Daneben gibt es profane Gründe, sich gut mit Blatter und Co. zu stellen. Die Fußballweltmeisterschaft will ja irgendwann jedes Land einmal austragen, selbst wenn es nur halb so groß wie Hessen ist, wie Katar. Also fordert auch die Staatsräson den pfleglichen Umgang mit Blatter, dem seit Jahrzehnten herrschenden Fußballpotentaten. Lächeln, nicken, nachgeben. Und am Ende die Zeche zahlen, mit dem Geld der Steuerpflichtigen.

Noch weniger als die Politik müssen die Götter des Fußballs die werbende Wirtschaft fürchten. Die Phalanx der Weltkonzerne, von der es in Krisenzeiten – das ist der Dauerzustand in der korruptionsverseuchten Fifa – heißt: Obacht, aufgepasst, wenn die Sponsoren richtig zornig werden, kriegt die Fifa schwerste Probleme! Es ist ein Rätsel, wie diese Mär in die Welt kam. In Wirklichkeit kauern gerade Wirtschaft und Sponsoren in devoter Ergebenheit vor dem Produkt Fußball-WM und damit vor Blatter und Kameraden, den Besitzern. Denn ihr Produkt ist das werbeträchtigste der Galaxie. Wer nicht spurt, kann jederzeit ausgewechselt werden. Und zwar gegen den direkten Marktrivalen, die Konkurrenz steht Schlange.
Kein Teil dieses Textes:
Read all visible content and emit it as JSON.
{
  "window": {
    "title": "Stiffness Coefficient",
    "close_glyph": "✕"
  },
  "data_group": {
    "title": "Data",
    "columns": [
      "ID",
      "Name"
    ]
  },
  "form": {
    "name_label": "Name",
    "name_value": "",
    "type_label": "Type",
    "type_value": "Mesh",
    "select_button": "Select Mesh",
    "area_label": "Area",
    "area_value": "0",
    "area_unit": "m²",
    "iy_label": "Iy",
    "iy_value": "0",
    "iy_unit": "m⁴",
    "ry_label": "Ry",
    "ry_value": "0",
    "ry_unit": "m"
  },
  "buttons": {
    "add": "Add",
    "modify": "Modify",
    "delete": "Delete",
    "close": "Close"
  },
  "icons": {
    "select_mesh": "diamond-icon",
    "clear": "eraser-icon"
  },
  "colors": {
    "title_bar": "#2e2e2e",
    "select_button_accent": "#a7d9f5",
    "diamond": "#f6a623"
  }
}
Aber halt. Sind da nicht noch die Medien? Richtig. Nur sind Sportjournalisten leider allzu oft Fans, die es über die Absperrung geschafft haben, journalistisch gehen sie eher selten ran ans Thema. Mit Begeisterung und großer persönlicher Anteilnahme erledigen sie den Pressedienst für die Blatterschen Passionsspiele, treiben das Ereignis in höhere Höhen. Was die Fifa gerne mal mit einer satten Spende von 50 000 Franken an den Internationalen Sportpresseverband honorierte.[1] Frucht der medialen Verklärungsarbeit ist der wohl originellste Wahrnehmungsverlust, den die moderne Gesellschaft kennt: Einem von schwellenden Aggressionen und Nationalismen geprägten, von Gangstern und dem organisierten Verbrechen unterwanderten Milliarden-Business wird ein Kanon aus Werten und Idealen angedichtet, dem sogar die wachsenden Fan-Kohorten aus Intelligenzija und Wissenschaft begeistert folgen.
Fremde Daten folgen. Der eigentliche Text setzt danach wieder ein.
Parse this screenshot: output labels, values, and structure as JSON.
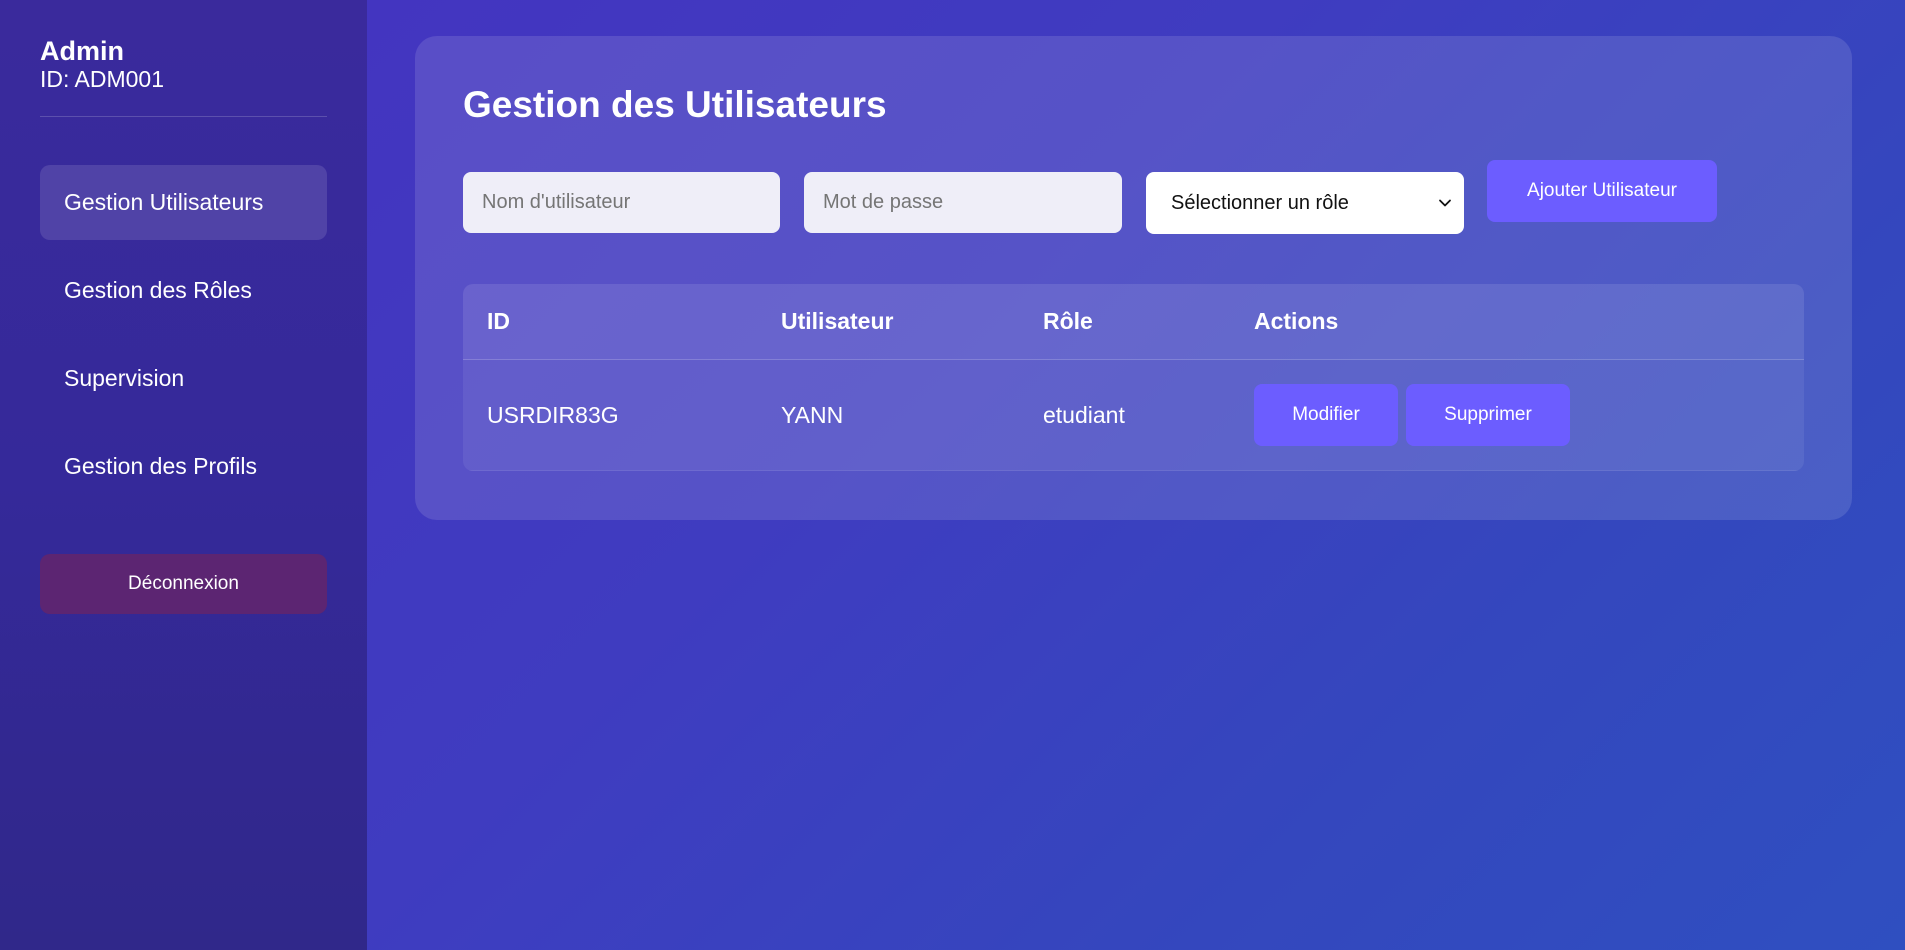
{
  "sidebar": {
    "user": {
      "name": "Admin",
      "id_label": "ID: ADM001"
    },
    "items": [
      {
        "label": "Gestion Utilisateurs",
        "active": true
      },
      {
        "label": "Gestion des Rôles",
        "active": false
      },
      {
        "label": "Supervision",
        "active": false
      },
      {
        "label": "Gestion des Profils",
        "active": false
      }
    ],
    "logout_label": "Déconnexion"
  },
  "main": {
    "title": "Gestion des Utilisateurs",
    "form": {
      "username_placeholder": "Nom d'utilisateur",
      "password_placeholder": "Mot de passe",
      "role_select_value": "Sélectionner un rôle",
      "add_button_label": "Ajouter Utilisateur"
    },
    "table": {
      "headers": [
        "ID",
        "Utilisateur",
        "Rôle",
        "Actions"
      ],
      "rows": [
        {
          "id": "USRDIR83G",
          "username": "YANN",
          "role": "etudiant",
          "edit_label": "Modifier",
          "delete_label": "Supprimer"
        }
      ]
    }
  },
  "colors": {
    "accent": "#6c5dff",
    "logout": "#5c2572",
    "sidebar": "#35299a",
    "background": "#3f3cc0"
  }
}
Es ist ja leider so, dass wichtige Vertreter der Geisteswelt eher selten über eine eigene Sportbiographie verfügen, eine, die über wackere Selbstertüchtigungen wie Laufen oder Radeln hinausginge. Sie erarbeiten sich den Zugang zum Sport, insbesondere zum Fußball, mit medialer Hilfe, was meist ins Schwärmerische abdriftet. Wer nie mannschaftlichen Wettkampfsport betrieb, für den kann die Annäherung an Vitalität und Körperlichkeit in reiferen Jahren so aufregend sein wie ein nachträglicher Erwerb von Männlichkeit. Das ist gewiss ein schöner Effekt. Nur vermittelt diese Perspektive nicht den idealen Zugang zur sozialen Bedeutung der Körperwelt, zu ihrem Personal, zu den Problemen und Gefahren – gerade für den Sport.
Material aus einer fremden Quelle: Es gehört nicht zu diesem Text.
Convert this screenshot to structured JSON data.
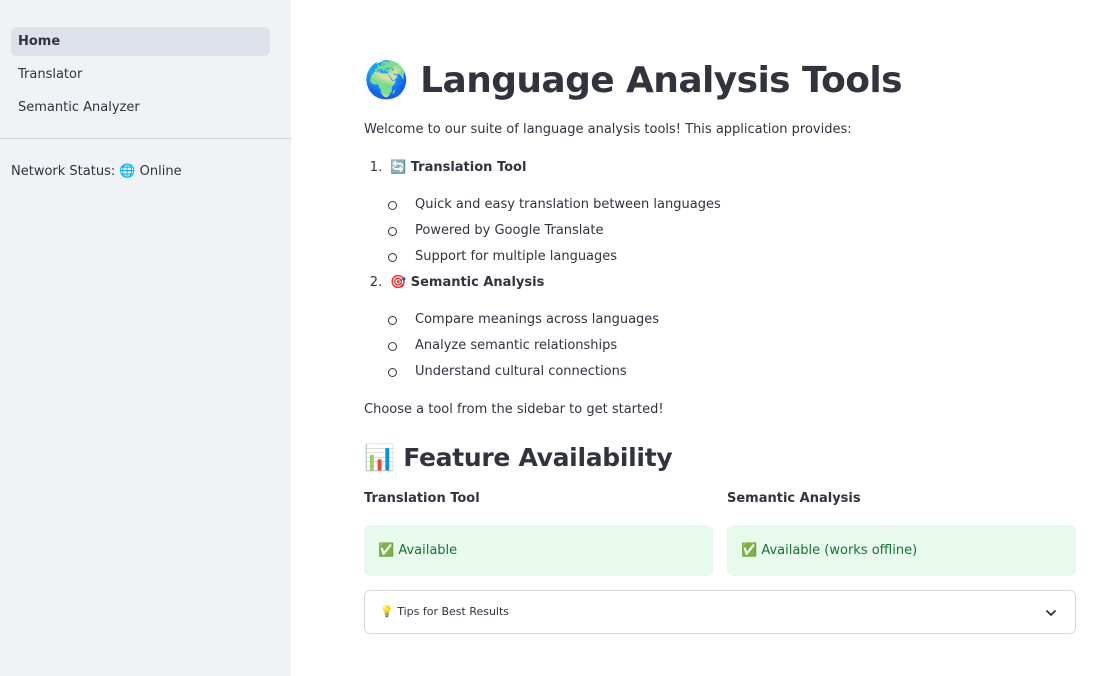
{
  "sidebar": {
    "nav_items": [
      {
        "label": "Home",
        "active": true
      },
      {
        "label": "Translator",
        "active": false
      },
      {
        "label": "Semantic Analyzer",
        "active": false
      }
    ],
    "network_status": "Network Status: 🌐 Online"
  },
  "main": {
    "title": "🌍 Language Analysis Tools",
    "intro": "Welcome to our suite of language analysis tools! This application provides:",
    "tools": [
      {
        "number": "1.",
        "heading": "🔄 Translation Tool",
        "points": [
          "Quick and easy translation between languages",
          "Powered by Google Translate",
          "Support for multiple languages"
        ]
      },
      {
        "number": "2.",
        "heading": "🎯 Semantic Analysis",
        "points": [
          "Compare meanings across languages",
          "Analyze semantic relationships",
          "Understand cultural connections"
        ]
      }
    ],
    "cta": "Choose a tool from the sidebar to get started!",
    "availability": {
      "heading": "📊 Feature Availability",
      "columns": [
        {
          "label": "Translation Tool",
          "status": "✅ Available"
        },
        {
          "label": "Semantic Analysis",
          "status": "✅ Available (works offline)"
        }
      ]
    },
    "expander": {
      "label": "💡 Tips for Best Results",
      "icon": "chevron-down-icon"
    }
  },
  "colors": {
    "sidebar_bg": "#f0f2f6",
    "nav_active_bg": "#dde1ea",
    "text": "#31333f",
    "success_bg": "#e8f9ee",
    "success_text": "#177233"
  }
}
Die Überzeichnung des Fußballsports durch die Medien ist so stark geworden, dass Bildung kein ausreichendes Gegengewicht mehr setzt. Zumal die Medien, auch die öffentlich-rechtlichen, immer weniger Hintergrundthemen besetzen. Keine Frage, es ist viel einfacher und vor allem weit einträglicher, Zuschauer in Anhänger zu verwandeln; Fachkunde wird zweitrangig. Der Akzent verlagert sich allmählich von Doppelspitze, Mittelfeldraute und Viererkette auf den Themenkreis Schweini-Poldi und Jogi-Hansi, Fähnchen und Nationalfarben. Es geht um großes Gefühls-Kino. Und Fußball ist der größte Emotions-Generator. Da quetschen die Medien noch das letzte Tränchen raus, manchmal ist es sogar echt. Diese Besitzergreifung am Konsumenten schreitet voran, große gesellschaftliche Krisenthemen von Alzheimer bis Burnout sind dann welche, wenn sie über betroffene Helden des Ballsports vermarktet werden; Public Relations und Journalismus arbeiten Hand in Hand unter dem schützenden Leitmotiv, dass es hier ja unheimlich wichtige Tabus aufzubrechen gelte. Es gibt so...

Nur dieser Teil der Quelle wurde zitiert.